As is clear from the above description, the present invention is as follows: For example, in high-temperature property tests of steelmaking raw materials with different molten dripping behaviors, even if the raw materials have different dripping times, the initial dripping timing and the timing of the drippings at that point. The dropping temperature can be automatically, easily and accurately controlled, and extremely accurate test results can be obtained in high-temperature property tests of steelmaking raw materials. In addition, the operator's need to monitor the timing of dripping can be omitted, reducing the operator's strain level 5 workload, which has a significant labor-saving effect.

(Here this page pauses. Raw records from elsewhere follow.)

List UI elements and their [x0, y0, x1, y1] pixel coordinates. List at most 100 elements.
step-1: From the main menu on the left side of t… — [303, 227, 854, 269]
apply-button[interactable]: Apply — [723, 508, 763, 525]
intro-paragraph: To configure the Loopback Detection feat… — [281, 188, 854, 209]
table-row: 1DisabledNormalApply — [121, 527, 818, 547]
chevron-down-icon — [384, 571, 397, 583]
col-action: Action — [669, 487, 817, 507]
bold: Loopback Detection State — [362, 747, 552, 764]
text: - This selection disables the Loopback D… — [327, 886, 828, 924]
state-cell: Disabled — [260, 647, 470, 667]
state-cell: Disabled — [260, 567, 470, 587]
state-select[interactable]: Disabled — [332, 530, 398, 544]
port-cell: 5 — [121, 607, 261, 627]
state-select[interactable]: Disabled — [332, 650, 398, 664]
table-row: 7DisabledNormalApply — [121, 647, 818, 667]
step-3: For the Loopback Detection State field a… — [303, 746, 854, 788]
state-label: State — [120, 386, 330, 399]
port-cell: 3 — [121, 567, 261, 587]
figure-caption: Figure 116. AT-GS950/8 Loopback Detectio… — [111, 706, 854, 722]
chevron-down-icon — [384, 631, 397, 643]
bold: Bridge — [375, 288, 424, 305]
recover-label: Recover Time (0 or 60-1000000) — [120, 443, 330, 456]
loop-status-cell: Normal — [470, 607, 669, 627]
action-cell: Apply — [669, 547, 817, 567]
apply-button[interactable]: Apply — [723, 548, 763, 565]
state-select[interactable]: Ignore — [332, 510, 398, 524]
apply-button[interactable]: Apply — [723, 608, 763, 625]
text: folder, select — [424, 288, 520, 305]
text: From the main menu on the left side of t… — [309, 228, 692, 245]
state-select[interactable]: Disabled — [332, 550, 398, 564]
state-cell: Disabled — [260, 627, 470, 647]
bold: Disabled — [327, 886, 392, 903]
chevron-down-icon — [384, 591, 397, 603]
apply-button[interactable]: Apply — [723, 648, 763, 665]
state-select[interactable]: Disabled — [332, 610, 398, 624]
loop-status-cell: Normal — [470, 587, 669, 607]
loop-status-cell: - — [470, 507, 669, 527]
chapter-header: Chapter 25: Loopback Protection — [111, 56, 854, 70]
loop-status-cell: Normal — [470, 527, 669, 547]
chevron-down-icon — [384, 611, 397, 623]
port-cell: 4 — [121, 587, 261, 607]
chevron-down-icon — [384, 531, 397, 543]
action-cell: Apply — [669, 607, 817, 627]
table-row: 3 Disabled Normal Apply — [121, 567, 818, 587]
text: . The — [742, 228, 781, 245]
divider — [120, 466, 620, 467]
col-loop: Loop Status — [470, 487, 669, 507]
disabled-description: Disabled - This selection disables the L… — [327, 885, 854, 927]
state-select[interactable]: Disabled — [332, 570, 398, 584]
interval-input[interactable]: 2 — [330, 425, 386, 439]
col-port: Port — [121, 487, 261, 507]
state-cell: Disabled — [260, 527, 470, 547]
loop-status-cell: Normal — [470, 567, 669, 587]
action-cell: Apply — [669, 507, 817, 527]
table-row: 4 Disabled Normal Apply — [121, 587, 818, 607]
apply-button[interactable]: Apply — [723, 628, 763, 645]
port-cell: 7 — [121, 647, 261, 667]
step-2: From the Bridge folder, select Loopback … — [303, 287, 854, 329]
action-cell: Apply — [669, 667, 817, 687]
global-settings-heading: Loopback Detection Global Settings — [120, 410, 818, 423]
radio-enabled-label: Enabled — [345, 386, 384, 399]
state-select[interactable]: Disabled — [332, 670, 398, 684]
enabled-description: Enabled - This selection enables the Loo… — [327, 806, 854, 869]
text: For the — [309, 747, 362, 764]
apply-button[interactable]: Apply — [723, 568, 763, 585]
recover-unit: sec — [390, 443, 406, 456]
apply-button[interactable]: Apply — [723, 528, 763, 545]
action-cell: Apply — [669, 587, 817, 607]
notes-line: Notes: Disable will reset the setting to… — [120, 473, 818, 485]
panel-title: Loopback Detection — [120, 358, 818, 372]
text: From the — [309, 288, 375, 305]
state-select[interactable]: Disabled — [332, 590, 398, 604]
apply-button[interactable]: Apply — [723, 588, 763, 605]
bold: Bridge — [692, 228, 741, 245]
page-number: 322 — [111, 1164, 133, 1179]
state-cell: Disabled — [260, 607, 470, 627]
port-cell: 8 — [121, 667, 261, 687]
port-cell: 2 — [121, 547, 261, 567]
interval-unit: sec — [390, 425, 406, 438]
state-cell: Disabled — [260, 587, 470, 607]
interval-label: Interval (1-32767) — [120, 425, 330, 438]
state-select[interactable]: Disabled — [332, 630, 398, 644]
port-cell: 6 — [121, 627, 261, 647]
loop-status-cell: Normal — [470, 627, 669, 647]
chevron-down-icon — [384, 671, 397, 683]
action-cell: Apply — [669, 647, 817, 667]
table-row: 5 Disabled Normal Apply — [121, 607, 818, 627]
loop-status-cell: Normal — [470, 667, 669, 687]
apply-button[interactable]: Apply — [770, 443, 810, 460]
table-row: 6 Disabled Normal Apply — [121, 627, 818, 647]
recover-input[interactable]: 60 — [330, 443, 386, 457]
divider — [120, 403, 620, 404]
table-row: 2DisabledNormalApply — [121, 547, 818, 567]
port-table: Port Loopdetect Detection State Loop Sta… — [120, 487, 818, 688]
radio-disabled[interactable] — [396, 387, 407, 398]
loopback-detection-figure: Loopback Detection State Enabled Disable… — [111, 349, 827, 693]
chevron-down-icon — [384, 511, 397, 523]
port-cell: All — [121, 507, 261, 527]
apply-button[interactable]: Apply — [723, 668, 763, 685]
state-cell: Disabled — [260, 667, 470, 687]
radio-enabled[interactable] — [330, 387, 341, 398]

[Brief explanation of drawings]

Fig. 1 is an embodiment of the present invention, and is an overall schematic diagram showing a high-temperature property testing device for steelmaking raw materials, which is equipped with a device that automatically detects the timing of molten dripping, temperature, etc. in high-temperature property testing of blast furnace charge materials. FIG. DESCRIPTION OF SYMBOLS 1... Reaction tube, 2... Reaction container, 3... Test raw material 1.4... Loading device, 5... Heating element, 6... Heat insulation, 7... Outer skin, 8.8a... Reaction gas inlet,
9. '9a...Reaction gas outlet, 10...Temperature measuring device, 11...Electric furnace temperature control thermometer, 12.1.3
...Temperature control device, 14... Rotary table, 15...
・Drive motor, 16...Dropped material sampling installed,
17... Melted dripping object detection device, 18... Rotary table control device, 19... Temperature detection device, 20... Display device. Patent applicant Representative patent attorney Tomoyuki Yafuki (and 1 other person)

Claims (1)

[Scope of Claims] A high-temperature property testing device for steelmaking raw materials in which a reaction vessel is enclosed in a pressure-resistant and heat-resistant structure having a heating device, comprising: a) a device for detecting molten dripping of the test raw material filled in the reaction vessel; an upper detection device; b) automatically starting rotation of a drip sampling rotary table in a drip sampling chamber installed below the reaction vessel in response to a drip detection signal from the detection means;
a sampling device for sampling the melt droplets Tfh in time series; (i) a temperature measuring device for the test raw material filled in the reaction container;
A molten dripping temperature detection device that introduces a measurement signal from the temperature measurement device and outputs the measured temperature of the sample in the reaction vessel at the time of introduction of the dripping detection signal from the detection means. High temperature property testing equipment.